Everything in aerospace is great, and forestry and automotive is still great. North America, anything around electric vehicles is doing really well, and we share a lot of content in those areas. And then, construction equipment is still steady throughout all that as is ag. I think some of the areas have softened, and you’ve seen it with public announcements as the whole area of HVAC is down. I think that’s short term. That will come back. And semicon is soft. And life sciences really just tough comps coming out COVID, things were really going there. The sentiment is it’s just tough comps. So, it’s getting better as we kind of cycle through the comps.

Todd Leombruno: Hey Jamie, this is Todd. I would just add to that, on your 90% question, if you look at our total orders last quarter, they were plus 2. They did move to plus 3. So there really hasn’t been a material change in that percentage of end markets that continue to grow.

Operator: Thank you. The next question…

Todd Leombruno: Hey Donna, this is — sorry to interrupt you. This is Todd. I think we have time for one more question. So, whoever you have next in the queue, that will be our last call.

Operator: Okay. The next question is coming from Jeffrey Hammond of KeyBanc Capital Markets.

Jeffrey Hammond: Just a couple of quick questions. Supply chain in aero has kind of been a problem point. Just wondering what you’re seeing there and how that kind of informs kind of the growth rate and how much it’s may be holding the growth back.

Jenny Parmentier: Yes. So, it’s interesting. I’ve been talking to a lot of people about supply chain, as always. And the aerospace supply chain is really experiencing what the industrial side of the business did 18 to 24 months ago. So just — it’s a little bit tough. There’s constraints responding to the high rate increases and demand. But, I would tell you that outside of chips and electronics, we’re starting to see some lead times moderating. But overall, I would say it’s still a constraint for aerospace. So again, we work closely with our suppliers. We’re investing in developing suppliers, especially in aerospace, because obviously, with it being a third of our portfolio, it’s very important to us that we can deliver these orders.

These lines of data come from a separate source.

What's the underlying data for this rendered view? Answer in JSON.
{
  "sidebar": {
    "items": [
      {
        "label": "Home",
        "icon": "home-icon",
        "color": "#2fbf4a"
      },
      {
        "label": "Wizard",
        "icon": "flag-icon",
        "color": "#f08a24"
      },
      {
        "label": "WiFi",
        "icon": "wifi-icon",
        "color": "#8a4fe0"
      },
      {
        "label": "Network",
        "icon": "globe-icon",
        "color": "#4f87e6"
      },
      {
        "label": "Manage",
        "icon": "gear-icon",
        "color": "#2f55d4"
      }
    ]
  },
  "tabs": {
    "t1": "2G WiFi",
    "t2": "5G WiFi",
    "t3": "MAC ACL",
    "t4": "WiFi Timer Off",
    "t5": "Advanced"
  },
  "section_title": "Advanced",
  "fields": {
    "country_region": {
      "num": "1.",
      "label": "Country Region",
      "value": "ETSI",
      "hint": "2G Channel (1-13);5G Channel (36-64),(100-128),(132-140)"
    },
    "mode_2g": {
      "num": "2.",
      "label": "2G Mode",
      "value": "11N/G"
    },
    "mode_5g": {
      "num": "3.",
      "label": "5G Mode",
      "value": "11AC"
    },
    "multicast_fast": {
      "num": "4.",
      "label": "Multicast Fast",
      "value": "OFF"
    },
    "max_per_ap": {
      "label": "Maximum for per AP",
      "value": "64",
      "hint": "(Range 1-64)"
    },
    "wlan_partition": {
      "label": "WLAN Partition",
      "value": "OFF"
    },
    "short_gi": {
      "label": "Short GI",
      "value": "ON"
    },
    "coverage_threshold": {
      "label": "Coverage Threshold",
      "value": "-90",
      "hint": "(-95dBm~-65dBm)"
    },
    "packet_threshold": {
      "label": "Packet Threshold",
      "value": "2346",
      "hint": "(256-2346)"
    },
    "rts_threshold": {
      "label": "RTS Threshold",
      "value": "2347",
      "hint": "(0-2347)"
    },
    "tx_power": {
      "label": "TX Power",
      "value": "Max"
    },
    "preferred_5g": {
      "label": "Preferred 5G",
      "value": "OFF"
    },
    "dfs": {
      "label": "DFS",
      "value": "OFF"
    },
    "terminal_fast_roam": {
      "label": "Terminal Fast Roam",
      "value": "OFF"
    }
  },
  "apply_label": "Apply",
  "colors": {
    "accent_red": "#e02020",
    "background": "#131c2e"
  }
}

Jeffrey Hammond: Okay, great. And then, I think as was the case with LORD, Exotic, the deleveraging process is pretty swift here and seems maybe a little bit ahead. Just level set us on when we start to shift away from debt pay down.

Todd Leombruno: Hey Jeff, this is Todd. Obviously, Jenny mentioned it earlier. We are fully committed to debt pay down. So if you look at what I mentioned earlier, we expect to pay down another $2 billion of debt in this fiscal year, FY24. We don’t expect to get to 2.0 times till early FY25. So, we talked about the portfolio. We never stop looking at it both from an addition and a subtraction standpoint. But our main focus really is still for FY23 is to continue that debt pay down trajectory.

Todd Leombruno: Okay. This concludes our FY23 Q4 webcast. As always, we fully appreciate everyone’s interest in Parker, Jeff Miller, our VP of Investor Relations; and Yan Huo, our Director of Investor Relations, are available if anyone needs any further clarifications or has any questions on any of the materials we covered this morning. I want to really thank everyone for joining. We appreciate your support. Thanks.